4. Fourth Sentence: "Complete transparency of paradigms (show node inputs and outputs and mark roles in the format 'role1⊕role2⊕...' only when the instruction starts with [transparent], showing the real process and basis of processing)"

   • Content Analysis:
     This sentence emphasizes "complete transparency of paradigms," but only when the instruction starts with " [transparent]" will it show detailed processes (inputs, outputs, role markings, and basis). This provides controllable transparency: by default, only results are shown, but under optional conditions, internal logic can be exposed (such as decision basis).
   • Type Matching:
     • This belongs to more advanced prompts (final evolution stage), as it introduces conditional transparency and metacognition (AI explaining its own processes). System-type prompts typically do not emphasize transparency, while more advanced prompts focus on interpretability, user control, and adaptive output.
     • Specific features:
       • Format marking ("role1⊕role2⊕...") visualizes role overlay, enhancing readability.
       • Conditional triggering ("[transparent]" instruction) allows users to control information depth, reflecting the interactivity of intelligent systems.
     • It relies on system-type foundations (nodes and chains), but adds advanced functionality.

Overall Type Summary#

• Core Type: Enhanced-type prompt, specifically positioned in the system-type stage, and carries features of more advanced prompts.
  • Why System-Type?
    The entire prompt defines a protocolized execution process (waiting for instructions → role overlay → task decomposition → transparency control), forming a closed-loop system.
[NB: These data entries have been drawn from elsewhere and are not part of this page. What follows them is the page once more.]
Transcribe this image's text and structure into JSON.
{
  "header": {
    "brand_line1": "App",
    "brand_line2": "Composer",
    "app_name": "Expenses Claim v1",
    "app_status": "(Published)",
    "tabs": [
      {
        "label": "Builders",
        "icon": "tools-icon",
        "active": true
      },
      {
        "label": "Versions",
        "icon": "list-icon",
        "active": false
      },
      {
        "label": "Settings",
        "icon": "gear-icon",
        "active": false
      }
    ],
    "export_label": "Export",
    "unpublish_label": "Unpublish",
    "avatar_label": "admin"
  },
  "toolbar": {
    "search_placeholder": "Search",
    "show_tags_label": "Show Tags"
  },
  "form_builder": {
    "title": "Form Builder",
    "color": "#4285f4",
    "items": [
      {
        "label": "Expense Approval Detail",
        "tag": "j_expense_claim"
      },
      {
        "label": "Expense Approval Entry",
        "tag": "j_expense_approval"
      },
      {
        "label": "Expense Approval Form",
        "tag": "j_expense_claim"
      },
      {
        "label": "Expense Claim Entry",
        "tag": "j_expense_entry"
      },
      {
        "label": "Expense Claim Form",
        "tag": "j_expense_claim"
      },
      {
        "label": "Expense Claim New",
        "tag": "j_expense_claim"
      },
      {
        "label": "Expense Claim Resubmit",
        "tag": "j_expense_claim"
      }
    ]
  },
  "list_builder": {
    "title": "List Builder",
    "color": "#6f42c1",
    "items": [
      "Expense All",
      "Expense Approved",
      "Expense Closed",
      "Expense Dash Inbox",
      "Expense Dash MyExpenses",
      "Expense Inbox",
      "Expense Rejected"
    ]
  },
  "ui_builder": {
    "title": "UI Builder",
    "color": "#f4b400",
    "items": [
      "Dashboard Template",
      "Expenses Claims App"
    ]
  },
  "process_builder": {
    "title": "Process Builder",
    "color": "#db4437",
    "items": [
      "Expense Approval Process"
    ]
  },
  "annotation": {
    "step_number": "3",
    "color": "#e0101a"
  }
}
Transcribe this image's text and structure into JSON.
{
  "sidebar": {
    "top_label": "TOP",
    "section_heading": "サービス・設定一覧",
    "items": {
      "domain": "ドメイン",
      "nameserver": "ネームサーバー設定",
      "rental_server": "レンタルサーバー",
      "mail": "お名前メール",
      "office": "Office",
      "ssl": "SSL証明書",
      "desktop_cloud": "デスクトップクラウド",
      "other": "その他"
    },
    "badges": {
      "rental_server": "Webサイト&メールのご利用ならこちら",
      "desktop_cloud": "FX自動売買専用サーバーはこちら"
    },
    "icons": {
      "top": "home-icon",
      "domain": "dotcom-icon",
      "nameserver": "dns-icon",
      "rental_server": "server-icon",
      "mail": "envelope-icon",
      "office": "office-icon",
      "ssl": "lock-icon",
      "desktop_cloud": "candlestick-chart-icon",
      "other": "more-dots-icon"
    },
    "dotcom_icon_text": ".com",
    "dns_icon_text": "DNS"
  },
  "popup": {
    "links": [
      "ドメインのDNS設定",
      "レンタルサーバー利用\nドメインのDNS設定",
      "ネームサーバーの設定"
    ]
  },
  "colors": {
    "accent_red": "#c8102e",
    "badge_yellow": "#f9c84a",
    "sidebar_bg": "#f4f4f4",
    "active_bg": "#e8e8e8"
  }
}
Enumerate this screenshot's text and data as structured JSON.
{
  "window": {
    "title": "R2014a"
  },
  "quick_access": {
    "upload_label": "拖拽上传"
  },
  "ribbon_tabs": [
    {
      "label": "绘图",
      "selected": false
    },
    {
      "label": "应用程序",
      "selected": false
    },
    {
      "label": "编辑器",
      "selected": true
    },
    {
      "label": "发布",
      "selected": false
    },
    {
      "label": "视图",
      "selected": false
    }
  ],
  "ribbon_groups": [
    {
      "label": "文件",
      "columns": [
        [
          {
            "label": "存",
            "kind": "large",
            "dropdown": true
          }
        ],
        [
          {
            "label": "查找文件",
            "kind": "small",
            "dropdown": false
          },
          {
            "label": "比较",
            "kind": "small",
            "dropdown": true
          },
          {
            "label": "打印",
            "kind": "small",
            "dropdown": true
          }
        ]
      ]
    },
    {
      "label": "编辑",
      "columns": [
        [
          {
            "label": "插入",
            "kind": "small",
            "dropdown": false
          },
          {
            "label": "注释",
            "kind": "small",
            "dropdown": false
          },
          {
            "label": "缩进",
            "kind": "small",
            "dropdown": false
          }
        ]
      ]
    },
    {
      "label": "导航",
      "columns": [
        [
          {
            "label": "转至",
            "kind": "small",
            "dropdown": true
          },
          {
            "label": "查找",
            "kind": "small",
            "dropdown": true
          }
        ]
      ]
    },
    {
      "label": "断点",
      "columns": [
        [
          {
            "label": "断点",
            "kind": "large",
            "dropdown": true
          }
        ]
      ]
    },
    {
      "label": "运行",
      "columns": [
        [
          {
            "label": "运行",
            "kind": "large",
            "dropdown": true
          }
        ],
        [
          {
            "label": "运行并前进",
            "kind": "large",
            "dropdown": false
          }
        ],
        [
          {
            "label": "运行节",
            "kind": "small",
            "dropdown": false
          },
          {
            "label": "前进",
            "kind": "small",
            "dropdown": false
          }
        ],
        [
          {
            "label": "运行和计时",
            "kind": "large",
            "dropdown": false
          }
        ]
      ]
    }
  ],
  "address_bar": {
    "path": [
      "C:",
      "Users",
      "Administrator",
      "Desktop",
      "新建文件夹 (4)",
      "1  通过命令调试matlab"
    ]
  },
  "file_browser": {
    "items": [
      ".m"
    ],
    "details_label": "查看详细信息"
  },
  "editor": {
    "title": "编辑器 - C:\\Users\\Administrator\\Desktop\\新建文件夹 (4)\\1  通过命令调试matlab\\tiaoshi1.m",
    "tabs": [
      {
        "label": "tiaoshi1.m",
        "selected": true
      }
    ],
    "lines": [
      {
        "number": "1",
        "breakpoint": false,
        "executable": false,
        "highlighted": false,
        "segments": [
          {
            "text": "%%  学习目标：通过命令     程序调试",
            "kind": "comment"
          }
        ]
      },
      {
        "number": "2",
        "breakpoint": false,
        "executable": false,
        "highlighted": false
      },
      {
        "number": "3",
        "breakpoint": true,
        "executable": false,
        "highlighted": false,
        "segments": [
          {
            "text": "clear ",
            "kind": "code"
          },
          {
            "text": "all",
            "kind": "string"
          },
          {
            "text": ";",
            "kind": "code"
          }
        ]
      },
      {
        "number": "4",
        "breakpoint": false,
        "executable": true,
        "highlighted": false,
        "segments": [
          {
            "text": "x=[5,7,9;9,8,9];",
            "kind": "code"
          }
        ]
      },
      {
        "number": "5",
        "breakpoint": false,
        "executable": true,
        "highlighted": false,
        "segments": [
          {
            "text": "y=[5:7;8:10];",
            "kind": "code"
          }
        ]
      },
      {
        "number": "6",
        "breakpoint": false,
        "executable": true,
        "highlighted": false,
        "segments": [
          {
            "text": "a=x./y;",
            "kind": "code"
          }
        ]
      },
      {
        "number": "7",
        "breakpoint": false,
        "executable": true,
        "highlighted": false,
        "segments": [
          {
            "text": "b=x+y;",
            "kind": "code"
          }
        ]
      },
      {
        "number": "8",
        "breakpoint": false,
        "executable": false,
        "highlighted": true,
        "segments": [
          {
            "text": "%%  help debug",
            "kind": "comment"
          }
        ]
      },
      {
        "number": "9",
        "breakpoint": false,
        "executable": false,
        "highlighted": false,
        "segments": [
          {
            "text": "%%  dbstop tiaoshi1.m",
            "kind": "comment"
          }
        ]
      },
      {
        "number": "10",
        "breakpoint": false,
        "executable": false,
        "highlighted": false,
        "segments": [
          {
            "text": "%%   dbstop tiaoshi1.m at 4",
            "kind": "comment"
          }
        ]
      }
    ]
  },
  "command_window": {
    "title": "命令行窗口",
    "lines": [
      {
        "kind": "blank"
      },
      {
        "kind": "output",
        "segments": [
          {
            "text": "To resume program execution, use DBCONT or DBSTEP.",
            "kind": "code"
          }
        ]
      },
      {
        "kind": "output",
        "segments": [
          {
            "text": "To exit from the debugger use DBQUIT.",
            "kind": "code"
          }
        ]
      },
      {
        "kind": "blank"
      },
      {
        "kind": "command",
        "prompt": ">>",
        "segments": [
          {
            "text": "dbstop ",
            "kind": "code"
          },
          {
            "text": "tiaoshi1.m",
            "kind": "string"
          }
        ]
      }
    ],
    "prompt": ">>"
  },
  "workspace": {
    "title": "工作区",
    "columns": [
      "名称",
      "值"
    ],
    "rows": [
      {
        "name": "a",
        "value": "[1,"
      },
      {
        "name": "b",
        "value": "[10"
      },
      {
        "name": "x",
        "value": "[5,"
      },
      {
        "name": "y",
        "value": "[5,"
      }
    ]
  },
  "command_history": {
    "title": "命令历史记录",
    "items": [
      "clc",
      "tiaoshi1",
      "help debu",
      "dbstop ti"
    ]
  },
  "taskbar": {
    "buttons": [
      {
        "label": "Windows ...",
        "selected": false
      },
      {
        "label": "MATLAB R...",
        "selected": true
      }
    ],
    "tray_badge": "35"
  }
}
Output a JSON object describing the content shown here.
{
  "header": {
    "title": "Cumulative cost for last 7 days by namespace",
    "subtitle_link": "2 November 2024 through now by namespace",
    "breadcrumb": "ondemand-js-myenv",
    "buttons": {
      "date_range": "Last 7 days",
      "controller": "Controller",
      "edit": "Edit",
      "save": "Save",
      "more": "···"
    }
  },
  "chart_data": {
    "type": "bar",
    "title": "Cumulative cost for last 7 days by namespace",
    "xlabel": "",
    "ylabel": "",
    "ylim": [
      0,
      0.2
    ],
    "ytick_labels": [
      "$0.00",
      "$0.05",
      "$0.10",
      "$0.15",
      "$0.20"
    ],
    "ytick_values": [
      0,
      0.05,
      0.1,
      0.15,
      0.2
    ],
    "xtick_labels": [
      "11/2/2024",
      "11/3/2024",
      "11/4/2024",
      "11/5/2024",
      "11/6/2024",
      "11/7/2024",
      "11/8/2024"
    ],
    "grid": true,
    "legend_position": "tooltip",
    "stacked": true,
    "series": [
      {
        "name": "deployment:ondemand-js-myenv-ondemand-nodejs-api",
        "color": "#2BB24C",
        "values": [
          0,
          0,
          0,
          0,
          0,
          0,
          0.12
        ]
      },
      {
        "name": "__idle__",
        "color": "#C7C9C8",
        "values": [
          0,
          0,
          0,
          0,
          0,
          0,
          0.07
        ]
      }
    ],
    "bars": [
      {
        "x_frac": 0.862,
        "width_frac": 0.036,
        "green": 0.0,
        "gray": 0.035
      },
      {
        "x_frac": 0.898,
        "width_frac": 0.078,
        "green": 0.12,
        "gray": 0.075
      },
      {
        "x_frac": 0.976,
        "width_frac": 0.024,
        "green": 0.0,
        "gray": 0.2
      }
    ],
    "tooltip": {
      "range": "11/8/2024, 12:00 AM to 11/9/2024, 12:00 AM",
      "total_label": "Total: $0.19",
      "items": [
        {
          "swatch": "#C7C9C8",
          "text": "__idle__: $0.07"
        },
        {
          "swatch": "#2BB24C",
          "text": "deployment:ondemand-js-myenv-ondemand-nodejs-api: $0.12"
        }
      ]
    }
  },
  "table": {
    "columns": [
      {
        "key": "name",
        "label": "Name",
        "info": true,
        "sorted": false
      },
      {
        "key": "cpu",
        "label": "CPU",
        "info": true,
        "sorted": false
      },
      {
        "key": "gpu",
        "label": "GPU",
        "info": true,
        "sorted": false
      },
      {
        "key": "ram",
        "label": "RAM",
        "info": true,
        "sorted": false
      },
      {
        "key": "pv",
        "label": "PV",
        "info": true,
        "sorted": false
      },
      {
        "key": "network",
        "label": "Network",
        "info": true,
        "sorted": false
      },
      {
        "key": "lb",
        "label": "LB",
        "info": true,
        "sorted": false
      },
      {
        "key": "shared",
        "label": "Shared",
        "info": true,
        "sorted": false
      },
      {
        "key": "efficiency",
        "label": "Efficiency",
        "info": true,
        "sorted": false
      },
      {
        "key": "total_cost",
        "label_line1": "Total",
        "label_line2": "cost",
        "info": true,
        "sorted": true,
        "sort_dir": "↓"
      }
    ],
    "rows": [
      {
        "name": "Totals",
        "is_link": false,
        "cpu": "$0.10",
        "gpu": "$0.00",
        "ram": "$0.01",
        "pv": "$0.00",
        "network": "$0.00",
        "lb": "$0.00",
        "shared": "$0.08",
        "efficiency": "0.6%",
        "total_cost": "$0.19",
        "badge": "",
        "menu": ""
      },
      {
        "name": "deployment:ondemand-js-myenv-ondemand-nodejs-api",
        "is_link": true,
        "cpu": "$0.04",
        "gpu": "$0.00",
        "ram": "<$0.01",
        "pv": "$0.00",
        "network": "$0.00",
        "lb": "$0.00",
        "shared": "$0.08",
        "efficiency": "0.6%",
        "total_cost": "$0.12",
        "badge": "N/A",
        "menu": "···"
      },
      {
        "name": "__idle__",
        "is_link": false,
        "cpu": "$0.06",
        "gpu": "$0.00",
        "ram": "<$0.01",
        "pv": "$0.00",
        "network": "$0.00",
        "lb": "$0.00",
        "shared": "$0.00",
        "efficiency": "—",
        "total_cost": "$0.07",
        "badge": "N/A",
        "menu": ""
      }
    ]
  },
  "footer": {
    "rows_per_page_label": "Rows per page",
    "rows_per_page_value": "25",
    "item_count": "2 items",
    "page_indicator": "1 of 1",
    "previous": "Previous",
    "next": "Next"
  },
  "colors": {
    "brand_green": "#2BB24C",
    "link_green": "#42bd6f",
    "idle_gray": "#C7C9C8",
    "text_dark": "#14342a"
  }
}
It emphasizes structured processing (node chains), recursive logic, and dynamic adaptability, aligning with the core of system-type prompts: decomposing tasks into manageable components and achieving scalability through rules (like recursive calls).
  • Why Advanced Features?
    • Dynamic Role Overlay: Surpassing static role-type, allowing roles to integrate based on context, enhancing knowledge capabilities.
    • Recursive Decomposition: Self-referencing protocol when handling complex tasks, reflecting self-similarity and evolution.
    • Conditional Transparency: Users control process display through "[transparent]" instruction, increasing interactivity and interpretability, a hallmark of more advanced prompts.
  • Evolution Stage Positioning:
    It integrates role-type (role dynamic overlay) and system-type (task recursive breakdown), evolving into more advanced stages (paradigm transparency), but system-type is the dominant framework. Thus, it can be seen as a transition from system-type to more advanced.

Additional Explanation#

• Reasons for Not Belonging to Other Types:
  • List-Type: No enumeration of steps or lists, but describes a dynamic process.
  • Jailbreak-Type: No content aimed at bypassing restrictions or gaining unconventional capabilities, focused on task enhancement.
  • Instruction-Type: Although it has instruction elements ("waiting for command activation"), the overall is a system rather than a single command.
  • Pure Role-Type: Roles are tools rather than core, serving the system process.

This prompt showcases the evolutionary trend of enhanced-type prompts: from simple instructions to role-playing, then to a systematized framework, ultimately adding intelligent features (like recursion and transparency). It can enhance the efficiency and interpretability of AI in processing complex tasks in practical applications, but care must be taken, as recursive calls may increase computational load, requiring testing and optimization in specific scenarios.